After a four-hour wait, the paramedics turned up and escorted Jeff to the new Royal Liverpool Hospital. With the hospital so busy, Jeff said he remained in the ambulance with the paramedics for a further three and a half hours before finally entering A&E. He would not be seen by a doctor for another six hours and even then would be treated in a waiting room area because of a lack of space.
These are just a handful of stories that have come across the desks of ECHO reporters in the last two weeks. Others have served to also highlight the extreme and dangerous situation playing out in our National Health Service right now.
It gives an indication as to why many are leaving the pressure cooker environment of understaffed wards with a relentless flow of patients that staff believe can no longer be safely cared for.
This was the predominant factor in why many nurses in Liverpool and around the country made the impossibly difficult decision to walk out on strike for the first ever time on Thursday, December 15 - and while they will do so again on Tuesday if the government is not willing to listen to their concerns.
Speaking about the situation in the hospitals right now, one nurse on the picket line on Thursday said: "Staffing levels are unsafe, those wards are horrendous and the pay is absolutely shocking."
Another, Danielle McLoughlin, added: "No nurse has taken this decision lightly, it's one of the hardest decisions I've ever made. Patient safety is being put at risk because of a lack of nursing staff because of poor pay. It's difficult for people to come into work and feel like they can't do enough."
While some will want to paint the unprecedented action as nurses being unreasonable in the pursuit of pay rises, every single person our team spoke to on picket lines across the city said the key issue for them is patient safety.

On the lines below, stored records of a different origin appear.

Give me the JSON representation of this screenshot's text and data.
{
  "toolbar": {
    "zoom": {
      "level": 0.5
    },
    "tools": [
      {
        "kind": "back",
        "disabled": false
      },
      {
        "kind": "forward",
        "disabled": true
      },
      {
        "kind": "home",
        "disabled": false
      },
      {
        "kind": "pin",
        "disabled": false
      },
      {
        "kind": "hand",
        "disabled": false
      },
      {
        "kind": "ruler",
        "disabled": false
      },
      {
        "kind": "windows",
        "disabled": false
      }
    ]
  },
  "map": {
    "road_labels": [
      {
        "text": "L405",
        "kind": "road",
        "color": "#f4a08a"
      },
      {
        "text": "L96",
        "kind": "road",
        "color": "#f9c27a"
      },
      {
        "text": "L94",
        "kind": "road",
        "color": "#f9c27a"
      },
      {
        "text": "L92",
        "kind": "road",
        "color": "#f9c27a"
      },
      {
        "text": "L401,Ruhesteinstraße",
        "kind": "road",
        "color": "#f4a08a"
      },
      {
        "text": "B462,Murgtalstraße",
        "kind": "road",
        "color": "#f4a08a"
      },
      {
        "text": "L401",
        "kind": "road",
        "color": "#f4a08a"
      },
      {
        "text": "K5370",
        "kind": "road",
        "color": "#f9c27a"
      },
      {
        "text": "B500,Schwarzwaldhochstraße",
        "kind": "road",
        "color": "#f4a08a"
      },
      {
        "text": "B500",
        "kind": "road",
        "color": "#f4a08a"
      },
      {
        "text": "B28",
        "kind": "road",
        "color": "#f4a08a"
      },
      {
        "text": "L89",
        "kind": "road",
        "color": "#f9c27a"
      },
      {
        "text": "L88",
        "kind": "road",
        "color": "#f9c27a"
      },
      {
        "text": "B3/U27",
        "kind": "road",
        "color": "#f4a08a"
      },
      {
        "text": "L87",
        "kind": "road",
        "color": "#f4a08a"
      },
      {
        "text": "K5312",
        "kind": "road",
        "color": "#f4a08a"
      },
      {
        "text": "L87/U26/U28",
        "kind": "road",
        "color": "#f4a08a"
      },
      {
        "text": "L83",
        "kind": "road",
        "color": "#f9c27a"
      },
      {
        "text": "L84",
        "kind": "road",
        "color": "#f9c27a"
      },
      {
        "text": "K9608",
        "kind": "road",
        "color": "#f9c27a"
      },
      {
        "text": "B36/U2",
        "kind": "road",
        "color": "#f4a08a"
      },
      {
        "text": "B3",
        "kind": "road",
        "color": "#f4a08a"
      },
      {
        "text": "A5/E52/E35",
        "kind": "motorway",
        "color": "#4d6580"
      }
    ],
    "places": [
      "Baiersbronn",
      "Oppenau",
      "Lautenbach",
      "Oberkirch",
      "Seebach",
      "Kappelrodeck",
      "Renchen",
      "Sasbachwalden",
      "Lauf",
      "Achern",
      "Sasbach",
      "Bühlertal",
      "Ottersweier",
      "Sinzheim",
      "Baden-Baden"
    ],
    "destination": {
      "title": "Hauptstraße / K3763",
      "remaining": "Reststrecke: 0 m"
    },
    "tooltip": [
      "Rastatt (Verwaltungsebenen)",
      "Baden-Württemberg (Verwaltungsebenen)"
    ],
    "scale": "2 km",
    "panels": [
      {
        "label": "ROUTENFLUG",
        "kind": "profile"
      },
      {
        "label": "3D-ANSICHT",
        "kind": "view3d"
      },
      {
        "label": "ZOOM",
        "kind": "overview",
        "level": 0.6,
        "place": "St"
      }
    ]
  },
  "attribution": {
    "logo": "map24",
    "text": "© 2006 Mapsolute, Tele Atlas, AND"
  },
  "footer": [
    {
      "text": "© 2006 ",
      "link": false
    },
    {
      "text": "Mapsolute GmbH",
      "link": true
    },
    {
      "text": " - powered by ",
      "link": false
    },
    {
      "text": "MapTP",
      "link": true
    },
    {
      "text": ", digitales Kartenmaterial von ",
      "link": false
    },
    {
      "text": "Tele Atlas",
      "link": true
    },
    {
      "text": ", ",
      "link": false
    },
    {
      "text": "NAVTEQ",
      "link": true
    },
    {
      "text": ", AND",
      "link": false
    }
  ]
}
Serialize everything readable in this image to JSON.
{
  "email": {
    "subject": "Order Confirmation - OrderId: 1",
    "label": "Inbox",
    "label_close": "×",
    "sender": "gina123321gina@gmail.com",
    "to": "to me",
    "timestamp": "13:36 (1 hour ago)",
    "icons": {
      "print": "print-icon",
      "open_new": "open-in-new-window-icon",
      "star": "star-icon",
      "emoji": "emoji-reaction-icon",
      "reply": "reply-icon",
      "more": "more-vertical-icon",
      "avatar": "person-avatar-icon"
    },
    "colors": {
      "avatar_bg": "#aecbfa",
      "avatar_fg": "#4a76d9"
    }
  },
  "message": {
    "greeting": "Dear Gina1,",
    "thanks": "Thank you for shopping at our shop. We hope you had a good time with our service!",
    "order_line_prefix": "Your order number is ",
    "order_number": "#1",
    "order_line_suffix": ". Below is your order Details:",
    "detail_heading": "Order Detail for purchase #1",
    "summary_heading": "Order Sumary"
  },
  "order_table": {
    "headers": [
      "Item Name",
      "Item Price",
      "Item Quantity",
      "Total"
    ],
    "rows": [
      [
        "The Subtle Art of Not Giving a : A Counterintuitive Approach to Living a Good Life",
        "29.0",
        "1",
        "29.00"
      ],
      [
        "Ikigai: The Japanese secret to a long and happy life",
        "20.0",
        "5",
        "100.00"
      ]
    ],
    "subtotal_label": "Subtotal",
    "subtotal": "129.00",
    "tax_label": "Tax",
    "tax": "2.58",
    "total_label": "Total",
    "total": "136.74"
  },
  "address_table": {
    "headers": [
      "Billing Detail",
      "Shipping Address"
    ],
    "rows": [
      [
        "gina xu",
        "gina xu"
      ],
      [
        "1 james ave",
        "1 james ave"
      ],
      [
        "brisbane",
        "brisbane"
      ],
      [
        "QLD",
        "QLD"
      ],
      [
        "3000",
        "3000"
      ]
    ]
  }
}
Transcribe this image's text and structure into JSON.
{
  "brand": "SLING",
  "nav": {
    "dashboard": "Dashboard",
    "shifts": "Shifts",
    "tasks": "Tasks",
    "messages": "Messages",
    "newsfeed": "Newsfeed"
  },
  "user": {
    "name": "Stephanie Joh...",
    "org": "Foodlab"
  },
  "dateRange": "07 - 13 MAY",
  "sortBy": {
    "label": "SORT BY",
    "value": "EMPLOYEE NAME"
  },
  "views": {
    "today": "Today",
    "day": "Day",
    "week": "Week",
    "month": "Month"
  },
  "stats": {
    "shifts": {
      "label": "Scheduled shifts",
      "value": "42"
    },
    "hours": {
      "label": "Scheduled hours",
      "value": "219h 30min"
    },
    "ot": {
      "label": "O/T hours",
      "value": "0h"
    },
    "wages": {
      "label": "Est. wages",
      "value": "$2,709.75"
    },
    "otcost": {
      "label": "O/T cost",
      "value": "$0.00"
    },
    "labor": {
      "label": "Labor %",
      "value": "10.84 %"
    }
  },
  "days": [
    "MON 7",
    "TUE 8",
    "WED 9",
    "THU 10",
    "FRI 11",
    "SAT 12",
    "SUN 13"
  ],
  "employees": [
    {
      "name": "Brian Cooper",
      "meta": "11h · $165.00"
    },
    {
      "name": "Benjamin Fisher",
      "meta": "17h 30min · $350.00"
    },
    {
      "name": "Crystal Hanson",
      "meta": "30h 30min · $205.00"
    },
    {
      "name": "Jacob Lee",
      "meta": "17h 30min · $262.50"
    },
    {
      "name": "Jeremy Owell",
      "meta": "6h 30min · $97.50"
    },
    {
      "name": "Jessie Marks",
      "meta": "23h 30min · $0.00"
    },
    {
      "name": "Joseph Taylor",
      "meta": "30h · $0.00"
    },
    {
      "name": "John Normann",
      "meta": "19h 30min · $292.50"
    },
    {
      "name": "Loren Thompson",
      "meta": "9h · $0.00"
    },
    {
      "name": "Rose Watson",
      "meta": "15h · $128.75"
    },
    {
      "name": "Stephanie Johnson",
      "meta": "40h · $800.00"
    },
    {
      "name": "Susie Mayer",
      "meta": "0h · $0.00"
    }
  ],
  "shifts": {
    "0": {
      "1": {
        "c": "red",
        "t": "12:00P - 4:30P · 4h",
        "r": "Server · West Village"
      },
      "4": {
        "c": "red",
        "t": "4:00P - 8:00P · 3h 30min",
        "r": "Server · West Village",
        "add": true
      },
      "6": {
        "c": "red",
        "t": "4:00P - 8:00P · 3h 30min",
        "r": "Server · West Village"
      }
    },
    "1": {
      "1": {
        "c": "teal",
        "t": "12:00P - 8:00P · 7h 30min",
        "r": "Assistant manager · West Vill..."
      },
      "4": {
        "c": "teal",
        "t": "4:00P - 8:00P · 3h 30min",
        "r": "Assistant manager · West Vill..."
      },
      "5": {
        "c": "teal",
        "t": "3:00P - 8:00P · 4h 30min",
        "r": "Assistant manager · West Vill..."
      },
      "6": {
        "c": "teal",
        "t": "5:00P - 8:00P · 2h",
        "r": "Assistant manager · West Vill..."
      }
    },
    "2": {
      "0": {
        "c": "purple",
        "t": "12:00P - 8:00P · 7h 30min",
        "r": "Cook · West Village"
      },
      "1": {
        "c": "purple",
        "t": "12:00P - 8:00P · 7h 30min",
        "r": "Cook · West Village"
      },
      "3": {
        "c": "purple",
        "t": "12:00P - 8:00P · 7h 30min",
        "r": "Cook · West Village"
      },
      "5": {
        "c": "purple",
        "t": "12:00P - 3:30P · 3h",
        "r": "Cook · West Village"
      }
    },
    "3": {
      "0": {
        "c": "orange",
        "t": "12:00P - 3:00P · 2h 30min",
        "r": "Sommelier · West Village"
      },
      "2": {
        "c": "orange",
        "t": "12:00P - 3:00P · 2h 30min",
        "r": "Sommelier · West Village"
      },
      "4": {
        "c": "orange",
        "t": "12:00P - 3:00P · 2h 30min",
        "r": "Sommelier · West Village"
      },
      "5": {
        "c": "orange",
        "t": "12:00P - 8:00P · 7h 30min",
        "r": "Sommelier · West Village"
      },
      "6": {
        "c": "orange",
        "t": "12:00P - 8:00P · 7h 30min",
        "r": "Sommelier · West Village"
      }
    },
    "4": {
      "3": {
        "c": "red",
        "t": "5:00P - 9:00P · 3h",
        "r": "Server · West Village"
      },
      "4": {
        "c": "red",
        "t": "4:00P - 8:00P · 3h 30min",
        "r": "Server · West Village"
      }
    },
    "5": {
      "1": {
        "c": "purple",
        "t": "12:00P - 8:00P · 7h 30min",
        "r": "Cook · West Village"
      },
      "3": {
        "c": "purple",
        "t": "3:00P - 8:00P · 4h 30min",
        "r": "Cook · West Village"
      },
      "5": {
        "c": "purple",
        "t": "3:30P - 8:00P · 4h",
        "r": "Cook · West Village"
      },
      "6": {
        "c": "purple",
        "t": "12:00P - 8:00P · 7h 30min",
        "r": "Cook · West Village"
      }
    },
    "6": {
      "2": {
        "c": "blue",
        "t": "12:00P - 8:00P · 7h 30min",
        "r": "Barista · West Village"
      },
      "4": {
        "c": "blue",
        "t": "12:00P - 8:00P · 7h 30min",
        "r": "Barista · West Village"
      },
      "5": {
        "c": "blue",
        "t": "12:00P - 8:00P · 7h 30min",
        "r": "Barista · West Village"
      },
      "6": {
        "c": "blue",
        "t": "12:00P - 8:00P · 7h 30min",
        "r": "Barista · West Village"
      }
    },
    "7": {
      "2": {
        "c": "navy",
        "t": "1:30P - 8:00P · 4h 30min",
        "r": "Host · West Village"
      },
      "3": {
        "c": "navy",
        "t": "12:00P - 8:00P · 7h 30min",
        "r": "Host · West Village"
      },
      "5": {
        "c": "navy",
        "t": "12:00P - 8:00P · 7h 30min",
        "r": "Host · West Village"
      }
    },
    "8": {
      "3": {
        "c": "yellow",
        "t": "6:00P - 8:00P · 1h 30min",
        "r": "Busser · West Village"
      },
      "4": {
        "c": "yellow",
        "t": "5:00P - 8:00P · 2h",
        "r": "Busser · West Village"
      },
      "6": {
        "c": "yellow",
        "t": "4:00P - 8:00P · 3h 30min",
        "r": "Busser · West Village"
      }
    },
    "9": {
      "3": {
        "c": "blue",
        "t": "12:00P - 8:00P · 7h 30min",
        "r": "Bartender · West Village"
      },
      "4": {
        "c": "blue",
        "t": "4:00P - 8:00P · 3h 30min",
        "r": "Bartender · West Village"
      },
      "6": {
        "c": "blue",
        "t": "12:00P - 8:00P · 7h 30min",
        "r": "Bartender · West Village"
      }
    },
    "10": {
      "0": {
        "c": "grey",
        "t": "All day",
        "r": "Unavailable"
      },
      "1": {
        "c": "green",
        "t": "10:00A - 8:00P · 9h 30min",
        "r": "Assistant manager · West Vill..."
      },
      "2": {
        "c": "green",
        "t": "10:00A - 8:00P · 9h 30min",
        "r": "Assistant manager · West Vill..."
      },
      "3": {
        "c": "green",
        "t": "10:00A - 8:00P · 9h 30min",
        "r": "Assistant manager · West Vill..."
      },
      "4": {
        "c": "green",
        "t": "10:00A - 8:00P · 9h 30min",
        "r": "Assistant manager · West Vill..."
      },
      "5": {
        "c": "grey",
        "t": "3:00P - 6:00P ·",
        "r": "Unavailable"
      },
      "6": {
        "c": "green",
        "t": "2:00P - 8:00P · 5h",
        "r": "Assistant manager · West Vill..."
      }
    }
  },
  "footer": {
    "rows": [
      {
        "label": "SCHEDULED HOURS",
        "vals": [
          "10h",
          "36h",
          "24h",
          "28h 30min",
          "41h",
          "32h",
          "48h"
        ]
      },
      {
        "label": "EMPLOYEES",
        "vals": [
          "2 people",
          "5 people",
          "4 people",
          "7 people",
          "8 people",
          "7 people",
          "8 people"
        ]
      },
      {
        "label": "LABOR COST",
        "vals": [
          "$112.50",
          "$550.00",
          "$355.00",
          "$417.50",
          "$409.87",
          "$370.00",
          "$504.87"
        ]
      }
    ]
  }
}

Speaking at the Alder Hey picket line, specialist practitioner Adrian Williams said: "Pay is one thing, but staffing is another reason why we are out today. With the changes that have happened over the years, we decided it was time we did something.
"Departments are so stretched. We're seeing people go off all the time and it's not down to sickness. A&E figures are constantly going up which swamps the system."
When nurses talk about pay, yes they are talking about their own circumstances and the fact many of them cannot get by, with foodbanks based at a quarter of hospitals across the country now. But the pay issue goes beyond that - it is equally about encouraging people to come into the profession rather than leave it.
Sue Middleton, a nurse of 23 years, said: "Staffing is how I’ve seen the NHS change - we can’t recruit. We know people need jobs but we can't recruit nurses because the profession changed after bursaries were taken away.
"We don’t go into it to be wealthy - it’s a vocation. Nurses are coming out of university and are starting a low paid job with 40 grand of debt.
“The claps for the NHS were nice at the time but now it feels like that never even happened.”
This is what nurses were thinking when they made that unenviable decision to walk out from their wards on Thursday and it is what will be at the forefront of their minds as they do so again on Tuesday.